The above method divides the scores into three intervals, and the final result is

[(77.667, 99.0], (34.936, 56.333], (77.667, 99.0], (77.667, 99.0], (56.333, 77.667], (34.936, 56.333], (77.667, 99.0], (56.333, 77.667]]
Categories (3, interval[float64]): [(34.936, 56.333] < (56.333, 77.667] < (77.667, 99.0]]

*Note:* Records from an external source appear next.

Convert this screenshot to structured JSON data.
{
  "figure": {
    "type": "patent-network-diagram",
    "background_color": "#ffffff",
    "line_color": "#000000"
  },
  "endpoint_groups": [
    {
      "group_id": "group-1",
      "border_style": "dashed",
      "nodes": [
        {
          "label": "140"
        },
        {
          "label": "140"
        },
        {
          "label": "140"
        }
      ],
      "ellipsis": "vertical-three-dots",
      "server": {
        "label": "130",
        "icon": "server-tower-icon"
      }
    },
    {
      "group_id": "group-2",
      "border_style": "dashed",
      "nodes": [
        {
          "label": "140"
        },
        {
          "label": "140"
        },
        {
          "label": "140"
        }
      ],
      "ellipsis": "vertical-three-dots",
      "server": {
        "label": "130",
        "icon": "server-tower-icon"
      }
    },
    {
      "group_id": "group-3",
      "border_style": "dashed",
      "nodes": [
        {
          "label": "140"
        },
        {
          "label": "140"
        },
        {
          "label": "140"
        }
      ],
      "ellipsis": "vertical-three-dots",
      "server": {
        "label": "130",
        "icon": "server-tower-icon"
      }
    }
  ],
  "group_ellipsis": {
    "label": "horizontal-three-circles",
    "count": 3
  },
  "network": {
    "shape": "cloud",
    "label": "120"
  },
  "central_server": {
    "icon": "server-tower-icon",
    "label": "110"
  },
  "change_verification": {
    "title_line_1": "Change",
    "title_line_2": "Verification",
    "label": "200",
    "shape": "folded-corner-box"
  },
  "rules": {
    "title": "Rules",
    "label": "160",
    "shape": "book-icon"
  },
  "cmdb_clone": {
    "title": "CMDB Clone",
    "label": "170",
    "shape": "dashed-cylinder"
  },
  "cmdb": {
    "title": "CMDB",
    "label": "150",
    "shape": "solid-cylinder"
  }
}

The first line of output indicates which box the original data is located in, and the second line indicates the relevant information of the three boxes.

def t2():
    scores = [80, 55, 78, 99, 60, 35, 82, 57]
    bins = [0, 60, 80, 100]
    cut = pd.cut(scores, bins)
    print(cut)

    print(cut.codes)
    print(cut.categories)
    print(pd.value_counts(cut))

The output result is

[(60, 80], (0, 60], (60, 80], (80, 100], (0, 60], (0, 60], (80, 100], (0, 60]]
Categories (3, interval[int64]): [(0, 60] < (60, 80] < (80, 100]]
[1 0 1 2 0 0 2 0]
IntervalIndex([(0, 60], (60, 80], (80, 100]],
              closed='right',
              dtype='interval[int64]')
(0, 60]      4
(80, 100]    2
(60, 80]     2
dtype: int64

The above method specifies the bins to be divided, so the interval is (0, 60), (60, 80), (80, 100) when binning.
The value_counts method can count the number of intervals.

def t3():
    scores = [80, 55, 78, 99, 60, 35, 82, 57]
    bins = [0, 60, 80, 100]
    cut = pd.cut(scores, bins, labels=["low", "mid", "high"])
    print(pd.value_counts(cut))
    print()

    cut2 = pd.cut(scores, bins, labels=["low", "mid", "high"], right=False)
    print(pd.value_counts(cut2))

low     4
high    2
mid     2
dtype: int64

high    3
low     3
mid     2
dtype: int64

In the above method, the labels parameter is specified, so that each binning interval is equivalent to having a label name.
If you specify right=False, the right interval changes from the default closed interval to an open interval.

3.qcut method

def t4():
    scores = [x**2 for x in range(11)]
    cut = pd.qcut(scores, 5)
    print(cut)
    print()
    print(pd.value_counts(cut))

[(-0.001, 4.0], (-0.001, 4.0], (-0.001, 4.0], (4.0, 16.0], (4.0, 16.0], ..., (16.0, 36.0], (36.0, 64.0], (36.0, 64.0], (64.0, 100.0], (64.0, 100.0]]
Length: 11
Categories (5, interval[float64]): [(-0.001, 4.0] < (4.0, 16.0] < (16.0, 36.0] < (36.0, 64.0] <
                                    (64.0, 100.0]]

(-0.001, 4.0]    3
(64.0, 100.0]    2
(36.0, 64.0]     2
(16.0, 36.0]     2
(4.0, 16.0]      2
dtype: int64

The difference with the cut method is that cut is divided according to the value of the variable, and qcut is divided according to the number of variables. The above method means that the input is divided into five binning intervals of equal number.